The LMA standards are drafted to be governed by English law, and many Danish borrowers are parties to such English law loan agreements. The concept of force majeure under English law is a purely contractual concept and therefore requires that the loan agreement contains a force majeure provision. It should be determined whether 1) the COVID-19 situation is covered by the wording of the force majeure provision, 2) the performance of obligations have been prevented, hindered or delayed due to the COVID-19 situation, 3) the non-performance was due to circumstances outside the control of the non-performing party, and 4) it was not possible to avoid or mitigate the the event. 

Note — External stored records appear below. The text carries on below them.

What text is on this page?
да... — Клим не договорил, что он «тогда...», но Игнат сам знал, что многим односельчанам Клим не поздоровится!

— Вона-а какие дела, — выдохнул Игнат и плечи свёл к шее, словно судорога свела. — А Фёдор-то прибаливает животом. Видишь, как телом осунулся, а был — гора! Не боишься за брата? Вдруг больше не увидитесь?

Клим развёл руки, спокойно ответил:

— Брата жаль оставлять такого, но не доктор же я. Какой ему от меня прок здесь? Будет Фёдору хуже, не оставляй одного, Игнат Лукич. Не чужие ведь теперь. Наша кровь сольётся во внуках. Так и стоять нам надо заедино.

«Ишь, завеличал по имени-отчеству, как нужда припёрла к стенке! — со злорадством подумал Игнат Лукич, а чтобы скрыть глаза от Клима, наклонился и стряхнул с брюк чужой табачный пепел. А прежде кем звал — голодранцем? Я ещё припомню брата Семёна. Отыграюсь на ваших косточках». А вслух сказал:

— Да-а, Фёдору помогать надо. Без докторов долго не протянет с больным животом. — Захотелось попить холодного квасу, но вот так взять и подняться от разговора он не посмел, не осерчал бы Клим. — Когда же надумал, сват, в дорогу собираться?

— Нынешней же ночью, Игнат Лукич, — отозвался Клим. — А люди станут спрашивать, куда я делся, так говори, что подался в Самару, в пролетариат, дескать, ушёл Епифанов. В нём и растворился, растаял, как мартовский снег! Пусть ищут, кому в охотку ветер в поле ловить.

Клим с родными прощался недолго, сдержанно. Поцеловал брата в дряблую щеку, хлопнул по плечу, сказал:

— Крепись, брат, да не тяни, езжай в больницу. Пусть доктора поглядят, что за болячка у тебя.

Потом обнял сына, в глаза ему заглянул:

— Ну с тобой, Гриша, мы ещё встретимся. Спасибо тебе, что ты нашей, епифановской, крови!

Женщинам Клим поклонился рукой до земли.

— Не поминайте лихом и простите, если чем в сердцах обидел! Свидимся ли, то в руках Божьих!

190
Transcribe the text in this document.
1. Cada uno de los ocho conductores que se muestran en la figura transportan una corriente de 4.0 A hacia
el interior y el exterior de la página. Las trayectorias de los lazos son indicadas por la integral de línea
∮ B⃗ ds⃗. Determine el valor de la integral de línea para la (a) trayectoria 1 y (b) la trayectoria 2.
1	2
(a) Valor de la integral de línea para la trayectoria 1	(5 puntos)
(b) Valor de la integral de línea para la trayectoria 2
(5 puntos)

The LMA standards do not operate with a general force majeure provision (other than in respect of certain specific provisions, such as liability on the part of the agent/lender), but English law also has available the doctrine of frustration, which can be relevant if the frustrating event (in this case the COVID-19 outbreak) is 1) unexpected, 2) beyond the control of the parties, and 3) makes performance impossible or radically different from that which the parties contemplated at the time of entering into the contract. The threshold is quite high, and whilst it will in each case be a specific assessment, it is likely that a borrower will not be able to establish that a standard loan agreement has been frustrated solely due to COVID-19.

Material Adverse Effect

The LMA standards and many other finance agreements operate with the concept of Material Adverse Effect, which typically allows the lender to take certain measures or remedies, including acceleration/termination, if a situation occurs which is likely to have a Material Adverse Effect on either the business of the borrower or certain other contractual arrangements or assets of the borrower (such as real estate). It is likely that lenders could argue that the COVID-19 situation will have such a Material Adverse Effect on the business or assets of certain borrowers.

Other undertakings

It is likely that the COVID-19 situation could result in borrowers not being able to meet other undertakings in their loan or finance agreements. This is especially relevant for real estate financing where the loan agreement will typically contain undertaking relating specifically to the properties, such as maintenance, tenancy occupation ratio and similar. Such borrower should generally try to mitigate the negative effects on the properties by keeping up maintenance level and similar as much as possible and focus on these specific undertakings.

Disruption Event

If the COVID-19 situation results in payments systems and other financial market systems being affected or unavailable, this could constitute a so-called Disruption Event under the LMA standard, which typically entails that the non-payment by a borrower caused by the Disruption Event will not be a breach of the loan agreement. This will not mean that the continuing non-payment can be justified by reference to COVID-19, but for as long as the borrower is for example unable to make wire transfers due to the payment system bot being available, the non-payment will often be excused.